The Call to Global Citizenship

Hopkins has been a haven for intellectual promise since 1660, and inspiring the minds of hopeful youths "for the public service of the country in future times" has always been at the core of our mission. While the relevance of the statement has not waned over time, I wonder if our founders could have imagined the global impact our students could have 358 years later. 
As our perspective expands from the context of our country to a general awareness of the world, and as we begin to recognize the importance of global education on the life of our school, our understanding of the skills and sensibilities our students require to serve and become effective leaders in "future times" must also evolve. The need for global citizens is arguably more important now than it has ever been. Our students are faced with dramatic differences of geopolitical opinion and disturbing cultural conflicts in both international and domestic arenas, and they must be equipped with the ability to be the thoughtful, empathic, and moral leaders we need for tomorrow. 

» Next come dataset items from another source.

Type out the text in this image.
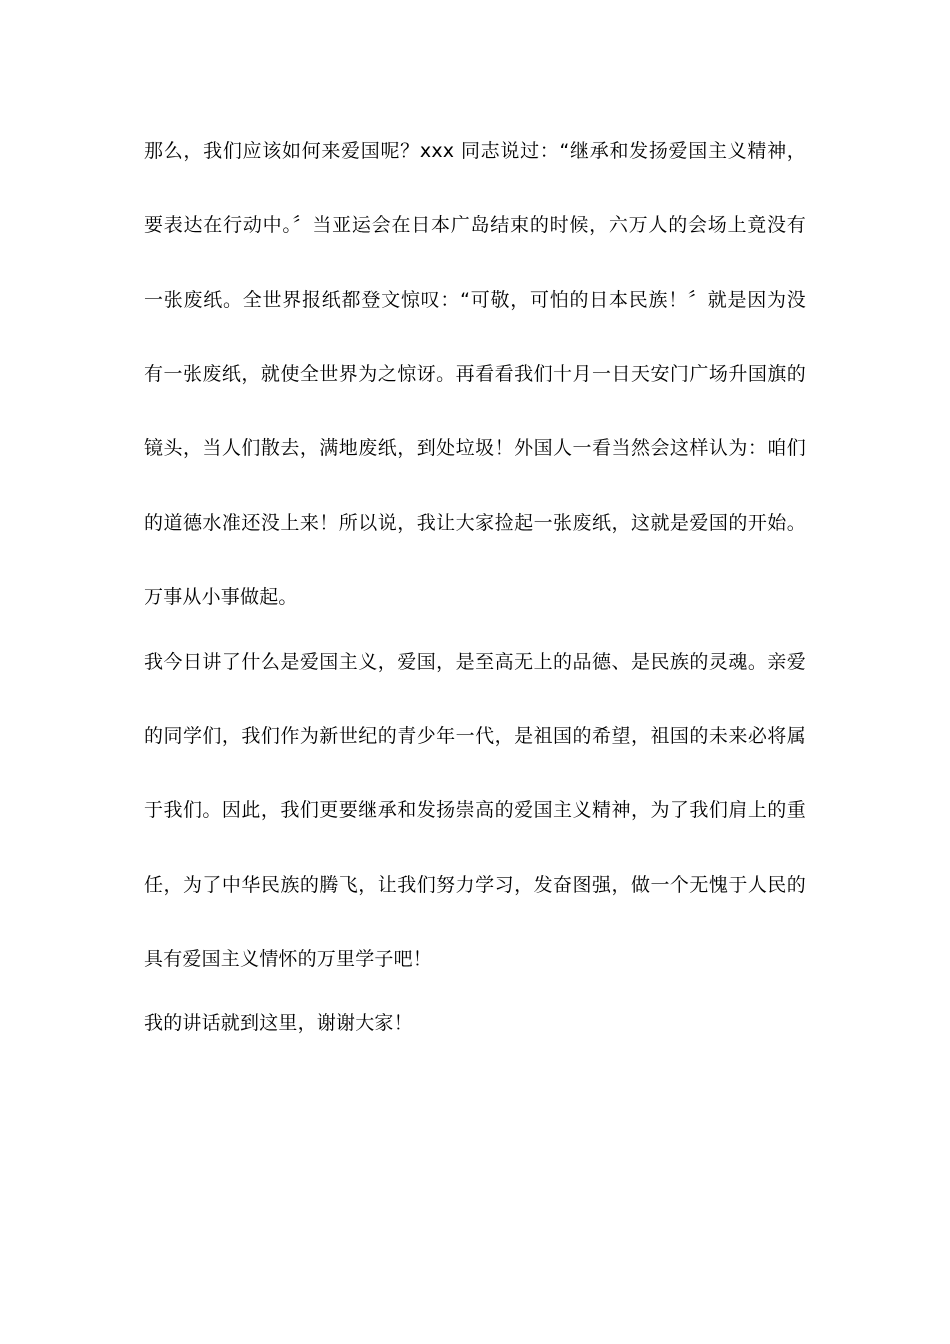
那么，我们应该如何来爱国呢？xxx 同志说过：“继承和发扬爱国主义精神，
要表达在行动中。〞当亚运会在日本广岛结束的时候，六万人的会场上竟没有
一张废纸。全世界报纸都登文惊叹：“可敬，可怕的日本民族！〞就是因为没
有一张废纸，就使全世界为之惊讶。再看看我们十月一日天安门广场升国旗的
镜头，当人们散去，满地废纸，到处垃圾！外国人一看当然会这样认为：咱们
的道德水准还没上来！所以说，我让大家捡起一张废纸，这就是爱国的开始。
万事从小事做起。
我今日讲了什么是爱国主义，爱国，是至高无上的品德、是民族的灵魂。亲爱
的同学们，我们作为新世纪的青少年一代，是祖国的希望，祖国的未来必将属
于我们。因此，我们更要继承和发扬崇高的爱国主义精神，为了我们肩上的重
任，为了中华民族的腾飞，让我们努力学习，发奋图强，做一个无愧于人民的
具有爱国主义情怀的万里学子吧！
我的讲话就到这里，谢谢大家！
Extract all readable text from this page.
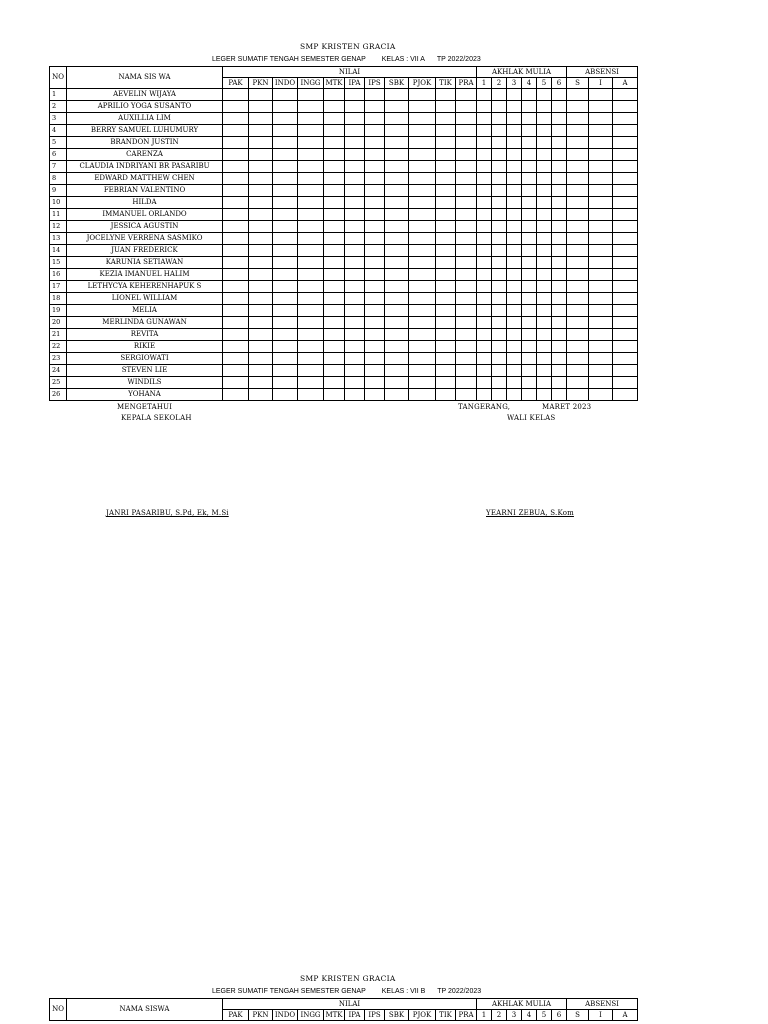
SMP KRISTEN GRACIA
LEGER SUMATIF TENGAH SEMESTER GENAP KELAS : VII A TP 2022/2023
NO	NAMA SIS WA	NILAI											AKHLAK MULIA						ABSENSI		
		PAK	PKN	INDO	INGG	MTK	IPA	IPS	SBK	PJOK	TIK	PRA	1	2	3	4	5	6	S	I	A
1	AEVELIN WIJAYA																				
2	APRILIO YOGA SUSANTO																				
3	AUXILLIA LIM																				
4	BERRY SAMUEL LUHUMURY																				
5	BRANDON JUSTIN																				
6	CARENZA																				
7	CLAUDIA INDRIYANI BR PASARIBU																				
8	EDWARD MATTHEW CHEN																				
9	FEBRIAN VALENTINO																				
10	HILDA																				
11	IMMANUEL ORLANDO																				
12	JESSICA AGUSTIN																				
13	JOCELYNE VERRENA SASMIKO																				
14	JUAN FREDERICK																				
15	KARUNIA SETIAWAN																				
16	KEZIA IMANUEL HALIM																				
17	LETHYCYA KEHERENHAPUK S																				
18	LIONEL WILLIAM																				
19	MELIA																				
20	MERLINDA GUNAWAN																				
21	REVITA																				
22	RIKIE																				
23	SERGIOWATI																				
24	STEVEN LIE																				
25	WINDILS																				
26	YOHANA																				
MENGETAHUI
KEPALA SEKOLAH
TANGERANG,	MARET 2023
WALI KELAS
JANRI PASARIBU, S.Pd, Ek, M.Si	YEARNI ZEBUA, S.Kom
SMP KRISTEN GRACIA
LEGER SUMATIF TENGAH SEMESTER GENAP KELAS : VII B TP 2022/2023
NO	NAMA SISWA	NILAI											AKHLAK MULIA						ABSENSI		
		PAK	PKN	INDO	INGG	MTK	IPA	IPS	SBK	PJOK	TIK	PRA	1	2	3	4	5	6	S	I	A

Our students will encounter an increasingly diverse and globalized world, and our educational systems and practices have to modernize accordingly. As a school, we have the obligation to prepare our students for their futures, not our pasts, and this awareness fuels a forward-thinking school culture that is eager to embrace the evolving landscape of education in the 21st century. 

Our school's deep history works in our favor as our classical roots serve as a foundation for us to explore the innovations that can usher us forth, not be threatened by them. Looking ahead and imagining what it means for Hopkins to continue being intellectually vigorous in "future times" calls us to balance the timeless and proven traditions of our academic program with the exploration of new platforms of thinking, teaching, and learning. As we balance the traditional with the innovative, we hope to create meaningful connections that spark a sense of yearning within our students to learn the literacy of life that transcends disciplines and borders. 

The exciting stories of our students participating in domestic and international academic, artistic, athletic, and service learning activities, in part, speak to how our students are eager to reframe the conventional conception of the educational space to allow for enriching experiences. No longer is thinking and learning contained solely within the walls of the classroom. The world is alive with opportunities for our students to be inspired, to learn, and to translate their knowledge into action. We should provide our kids with the access to a broader context of learning, while continuing to promote diversity and develop within them the fundamental values of character and kindness we cherish at Hopkins. 

While our founders encouraged us to consider the type of impact our kids could have on our country, we must also be committed to cultivating their potential to be active global citizens in the world today.